Once, again, seven years to the day in the Gulf Coast area, another tropical storm (Isaac) is following a path similar to Hurricane Katrina (2005). After it made landfall (6:45 p.m., CDT, 8/28/12), the winds gradually increased to a Category 1 Hurricane (80 mph, with gusts up to 100 mph). The torrential rains that had fallen began to cause catastrophic flooding, and eight hours after landfall, over 500,000 people in Louisiana, Mississippi, and Arkansas had lost electric power.

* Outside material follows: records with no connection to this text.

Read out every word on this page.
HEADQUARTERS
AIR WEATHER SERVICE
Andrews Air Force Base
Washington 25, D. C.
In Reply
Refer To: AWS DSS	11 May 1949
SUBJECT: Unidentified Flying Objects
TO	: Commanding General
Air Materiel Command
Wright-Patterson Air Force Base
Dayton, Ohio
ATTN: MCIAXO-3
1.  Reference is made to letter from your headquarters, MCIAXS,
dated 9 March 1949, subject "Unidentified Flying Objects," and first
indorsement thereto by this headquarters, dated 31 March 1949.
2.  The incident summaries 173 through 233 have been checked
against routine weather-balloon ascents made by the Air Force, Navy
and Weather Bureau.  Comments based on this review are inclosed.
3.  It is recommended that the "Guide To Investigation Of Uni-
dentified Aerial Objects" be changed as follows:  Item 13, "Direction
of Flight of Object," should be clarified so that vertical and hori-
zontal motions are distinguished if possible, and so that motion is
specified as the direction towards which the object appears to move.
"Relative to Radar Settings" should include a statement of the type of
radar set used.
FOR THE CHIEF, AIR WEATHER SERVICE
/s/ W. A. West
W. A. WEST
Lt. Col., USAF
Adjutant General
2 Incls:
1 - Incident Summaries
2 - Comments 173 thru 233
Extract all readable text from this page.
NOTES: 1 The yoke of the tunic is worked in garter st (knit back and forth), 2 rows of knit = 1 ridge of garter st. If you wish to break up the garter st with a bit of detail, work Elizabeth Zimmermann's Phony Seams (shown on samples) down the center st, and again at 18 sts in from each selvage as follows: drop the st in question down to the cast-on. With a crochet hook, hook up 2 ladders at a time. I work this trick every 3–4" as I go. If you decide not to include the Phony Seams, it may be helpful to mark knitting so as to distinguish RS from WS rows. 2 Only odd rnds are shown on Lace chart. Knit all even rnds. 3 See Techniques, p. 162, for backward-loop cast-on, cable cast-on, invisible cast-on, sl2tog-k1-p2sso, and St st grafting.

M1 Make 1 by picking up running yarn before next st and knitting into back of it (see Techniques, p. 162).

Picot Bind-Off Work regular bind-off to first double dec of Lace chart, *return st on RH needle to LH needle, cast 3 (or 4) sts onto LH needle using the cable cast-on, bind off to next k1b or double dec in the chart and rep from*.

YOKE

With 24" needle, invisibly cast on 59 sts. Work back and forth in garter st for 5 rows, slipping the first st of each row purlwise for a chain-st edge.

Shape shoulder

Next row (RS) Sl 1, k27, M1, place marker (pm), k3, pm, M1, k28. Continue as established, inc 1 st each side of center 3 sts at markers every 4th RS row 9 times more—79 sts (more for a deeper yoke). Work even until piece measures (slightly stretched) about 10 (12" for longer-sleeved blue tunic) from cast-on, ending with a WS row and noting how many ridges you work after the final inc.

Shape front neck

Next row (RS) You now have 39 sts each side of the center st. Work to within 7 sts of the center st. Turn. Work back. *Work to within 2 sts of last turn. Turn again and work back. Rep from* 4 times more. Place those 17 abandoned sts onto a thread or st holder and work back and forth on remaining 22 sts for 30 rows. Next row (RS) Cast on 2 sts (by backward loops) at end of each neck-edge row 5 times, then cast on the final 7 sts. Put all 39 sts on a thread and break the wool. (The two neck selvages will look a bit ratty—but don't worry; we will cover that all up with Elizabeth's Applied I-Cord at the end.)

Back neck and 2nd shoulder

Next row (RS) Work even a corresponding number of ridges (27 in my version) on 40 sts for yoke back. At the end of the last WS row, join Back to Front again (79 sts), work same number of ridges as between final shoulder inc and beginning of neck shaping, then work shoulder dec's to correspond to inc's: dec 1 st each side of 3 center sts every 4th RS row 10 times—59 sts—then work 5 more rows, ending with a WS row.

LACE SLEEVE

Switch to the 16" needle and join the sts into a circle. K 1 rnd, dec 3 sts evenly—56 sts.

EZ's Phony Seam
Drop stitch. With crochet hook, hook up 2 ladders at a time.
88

Shortly after midnight, another report stated that power was out for 482,000 customers across southern Louisiana, with about 157,000 of them living in New Orleans. This natural disaster, as of 10:00 a.m., PDT, 8/29/12; is still in progress, and once again, one of the major lessons learned from Katrina is “lack of communications with citizens, when electric power is lost.” Power failures can also happen when earthquakes strike, as many Californians know from personal experiences over the years.
One government official interviewed by CNN, who served during Hurricane Katrina, stated that most emergency rescues made during the first 24-hours, were made by neighbors helping neighbors. It was stories like this that motivated Petaluma citizens in 2005-2006 to initiate a pilot project that eventually resulted in an all-volunteer emergency response project known as CERT-NERT-ALERT.
Communication-wise, the American Radio Relay League’s motto says it all, “When all else fails … there is amateur radio.” Seven years after Katrina, a group of Petaluma Hams are hoping that “Neighborhood HamWatch” groups will help meet the need for communications among residents when there is a loss of power during a major disaster.